El activismo de Toledo se extendió o a sus hijos
mayores, que incluyen al artista visual y del tatuaje Jerónimo “Dr.
Lakra” López Ramírez; a la artista y escritora Laureana Toledo; y a
Natalia Toledo, reconocida poeta que escribe en lengua zapoteca. Cada uno, a su
manera, ha ido madurando en su papel de defensores y embajadores de Oaxaca,
como su padre.
Su legado
Más allá de las calles y las galerías de los
museos, Toledo construyó en su hogar una robusta infraestructura artística que
empezó en 1972 con la inauguración de la Casa de la Cultura de Juchitán, fundada
con la poeta Elisa Ramírez. Después, su centro no oficial de filantropía se
convirtió en el Instituto de Artes Gráficas de Oaxaca (IAGO), un instituto y biblioteca que sigue
fomentando la obra de los jóvenes artistas y escritores indígenas en Oaxaca.

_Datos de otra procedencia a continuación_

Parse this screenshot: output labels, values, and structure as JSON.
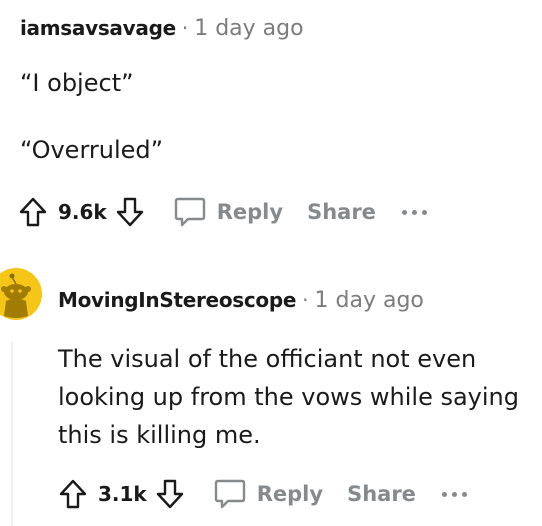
{
  "comments": [
    {
      "author": "iamsavsavage",
      "separator": "·",
      "time": "1 day ago",
      "paragraphs": [
        "“I object”",
        "“Overruled”"
      ],
      "votes": "9.6k",
      "reply_label": "Reply",
      "share_label": "Share"
    },
    {
      "author": "MovingInStereoscope",
      "separator": "·",
      "time": "1 day ago",
      "paragraphs": [
        "The visual of the officiant not even looking up from the vows while saying this is killing me."
      ],
      "votes": "3.1k",
      "reply_label": "Reply",
      "share_label": "Share"
    }
  ],
  "colors": {
    "text": "#1a1a1b",
    "muted": "#7c7c7c",
    "action": "#878a8c",
    "avatar_yellow": "#f5c518"
  },
  "icons": {
    "upvote": "arrow-up-icon",
    "downvote": "arrow-down-icon",
    "reply": "speech-bubble-icon",
    "more": "ellipsis-icon"
  }
}
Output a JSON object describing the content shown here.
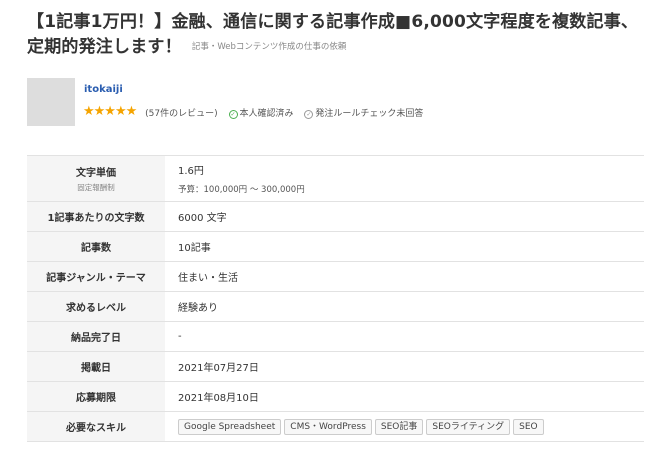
{
  "job": {
    "title": "【1記事1万円！】金融、通信に関する記事作成■6,000文字程度を複数記事、定期的発注します！",
    "category": "記事・Webコンテンツ作成の仕事の依頼"
  },
  "client": {
    "name": "itokaiji",
    "rating_stars": 5,
    "stars_text": "★★★★★",
    "reviews": "(57件のレビュー)",
    "identity_verified": "本人確認済み",
    "rule_check": "発注ルールチェック未回答"
  },
  "details": {
    "price_label": "文字単価",
    "price_sub": "固定報酬制",
    "price_value": "1.6円",
    "budget": "予算：100,000円 〜 300,000円",
    "chars_label": "1記事あたりの文字数",
    "chars_value": "6000 文字",
    "count_label": "記事数",
    "count_value": "10記事",
    "genre_label": "記事ジャンル・テーマ",
    "genre_value": "住まい・生活",
    "level_label": "求めるレベル",
    "level_value": "経験あり",
    "deadline_label": "納品完了日",
    "deadline_value": "-",
    "posted_label": "掲載日",
    "posted_value": "2021年07月27日",
    "apply_label": "応募期限",
    "apply_value": "2021年08月10日",
    "skills_label": "必要なスキル",
    "skills": [
      "Google Spreadsheet",
      "CMS・WordPress",
      "SEO記事",
      "SEOライティング",
      "SEO"
    ]
  },
  "colors": {
    "link": "#2a5db0",
    "star": "#f5a400",
    "verified": "#4caf50",
    "label_bg": "#f5f5f5"
  }
}
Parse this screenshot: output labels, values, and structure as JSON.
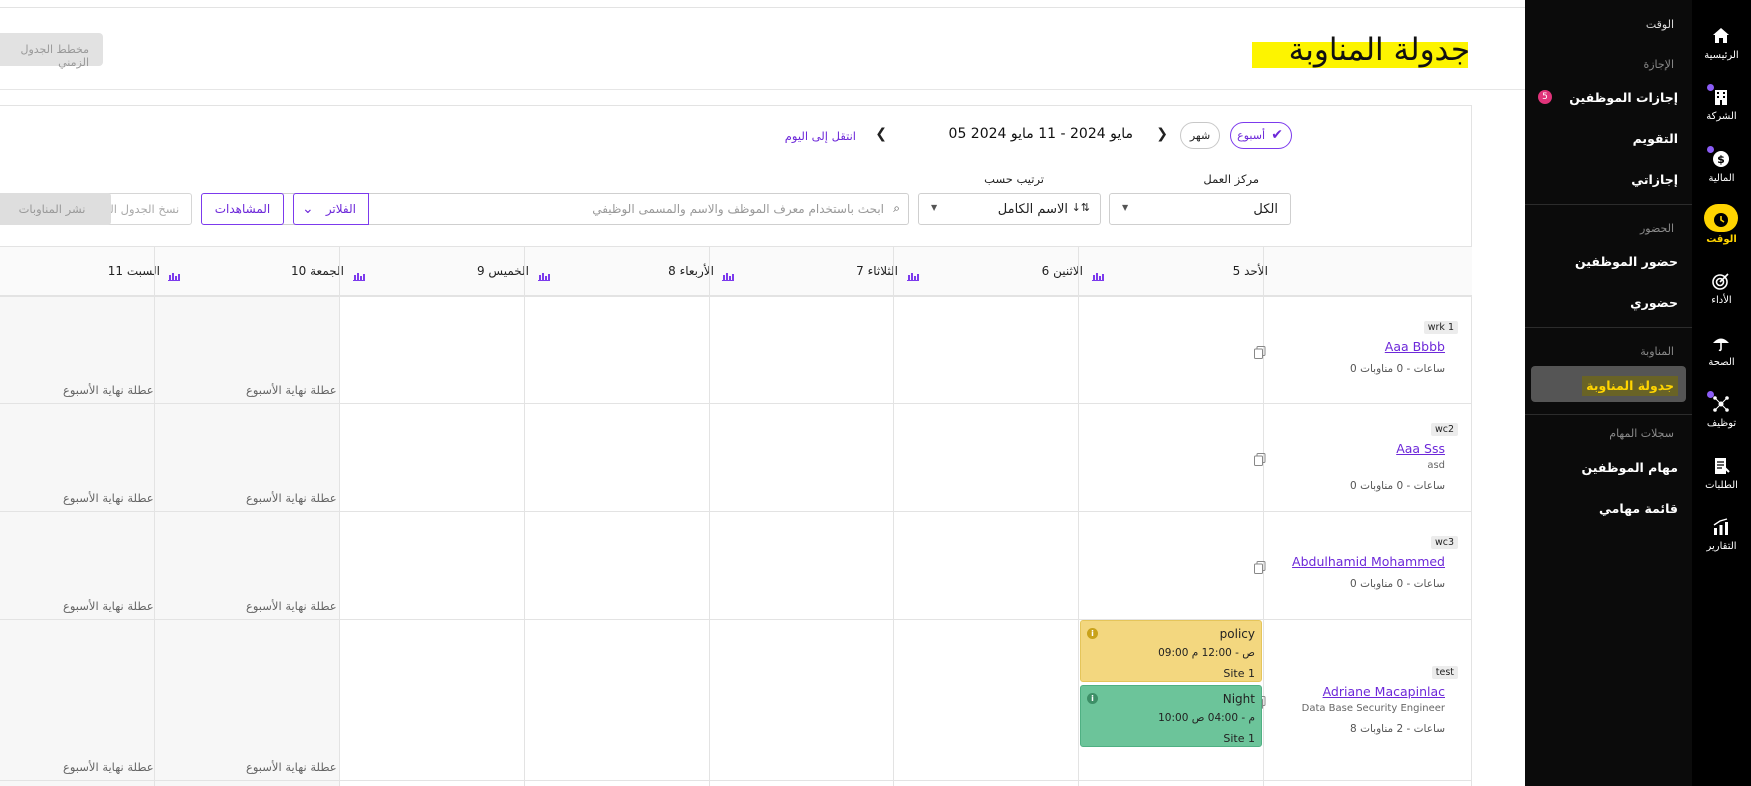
{
  "rail": [
    {
      "label": "الرئيسية",
      "icon": "home-icon",
      "dot": false
    },
    {
      "label": "الشركة",
      "icon": "building-icon",
      "dot": true
    },
    {
      "label": "المالية",
      "icon": "dollar-icon",
      "dot": true
    },
    {
      "label": "الوقت",
      "icon": "clock-icon",
      "dot": false,
      "active": true
    },
    {
      "label": "الأداء",
      "icon": "target-icon",
      "dot": false
    },
    {
      "label": "الصحة",
      "icon": "umbrella-icon",
      "dot": false
    },
    {
      "label": "توظيف",
      "icon": "network-icon",
      "dot": true
    },
    {
      "label": "الطلبات",
      "icon": "document-icon",
      "dot": false
    },
    {
      "label": "التقارير",
      "icon": "chart-icon",
      "dot": false
    }
  ],
  "sidebar": {
    "header": "الوقت",
    "sections": {
      "leave": "الإجازة",
      "attendance": "الحضور",
      "shifts": "المناوبة",
      "tasks": "سجلات المهام"
    },
    "links": {
      "employee_leaves": "إجازات الموظفين",
      "employee_leaves_badge": "5",
      "calendar": "التقويم",
      "my_leaves": "إجازاتي",
      "employee_attendance": "حضور الموظفين",
      "my_attendance": "حضوري",
      "shift_schedule": "جدولة المناوبة",
      "employee_tasks": "مهام الموظفين",
      "my_tasks": "قائمة مهامي"
    }
  },
  "header": {
    "title": "جدولة المناوبة",
    "plan_button": "مخطط الجدول الزمني"
  },
  "toolbar": {
    "week": "أسبوع",
    "month": "شهر",
    "range": "05 مايو 2024 - 11 مايو 2024",
    "today": "انتقل إلى اليوم",
    "work_center_label": "مركز العمل",
    "work_center_value": "الكل",
    "sort_label": "ترتيب حسب",
    "sort_value": "الاسم الكامل",
    "search_placeholder": "ابحث باستخدام معرف الموظف والاسم والمسمى الوظيفي",
    "filters": "الفلاتر",
    "views": "المشاهدات",
    "copy_schedule": "نسخ الجدول الزمني",
    "publish": "نشر المناوبات"
  },
  "days": [
    "الأحد 5",
    "الاثنين 6",
    "الثلاثاء 7",
    "الأربعاء 8",
    "الخميس 9",
    "الجمعة 10",
    "السبت 11"
  ],
  "weekend_label": "عطلة نهاية الأسبوع",
  "employees": [
    {
      "tag": "wrk 1",
      "name": "Aaa Bbbb",
      "subtitle": "",
      "hours": "0 ساعات - 0 مناوبات"
    },
    {
      "tag": "wc2",
      "name": "Aaa Sss",
      "subtitle": "asd",
      "hours": "0 ساعات - 0 مناوبات"
    },
    {
      "tag": "wc3",
      "name": "Abdulhamid Mohammed",
      "subtitle": "",
      "hours": "0 ساعات - 0 مناوبات"
    },
    {
      "tag": "test",
      "name": "Adriane Macapinlac",
      "subtitle": "Data Base Security Engineer",
      "hours": "8 ساعات - 2 مناوبات"
    }
  ],
  "shifts": [
    {
      "name": "policy",
      "time": "09:00 ص - 12:00 م",
      "site": "Site 1",
      "color": "#f3d77f",
      "info_color": "#c9a21a"
    },
    {
      "name": "Night",
      "time": "10:00 م - 04:00 ص",
      "site": "Site 1",
      "color": "#6cc49a",
      "info_color": "#3d8f67"
    }
  ],
  "colors": {
    "accent": "#6d28d9",
    "highlight": "#fdf400",
    "sidebar_bg": "#0b0b0b"
  }
}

Desde la noche del jueves, dolientes y
simpatizantes se han estado congregando en
ese lugar, según los reportes locales. Llevan flores y regalos que le ayuden a
Toledo a llegar a su otra vida.
“Espero que muchos de nosotros podamos seguir sus
pasos”, dijo Romero. “Defendiendo nuestra tierra, acompañando en solidaridad a
las personas indígenas, especialmente en tiempos de extractivismo cuando están
llevándose nuestra tierra, nuestro mezcal, nuestra agua, nuestra ropa, nuestra
comida”.
Para Toledo, no olvidar las propias raíces parecía
sinónimo de actuar por el bien común, dijo Sandra de la Loza, una artista de
Los Ángeles y amiga de uno de sus hijos.
“Toledo era un hacedor, un
hacedor de obra artística que lidiaba con los reinos de la profunda memoria
histórica y la cosmología indígena”, dijo De la Loza. “Pero también es alguien
que tenía profundas raíces en un lugar. En su caso en Oaxaca”.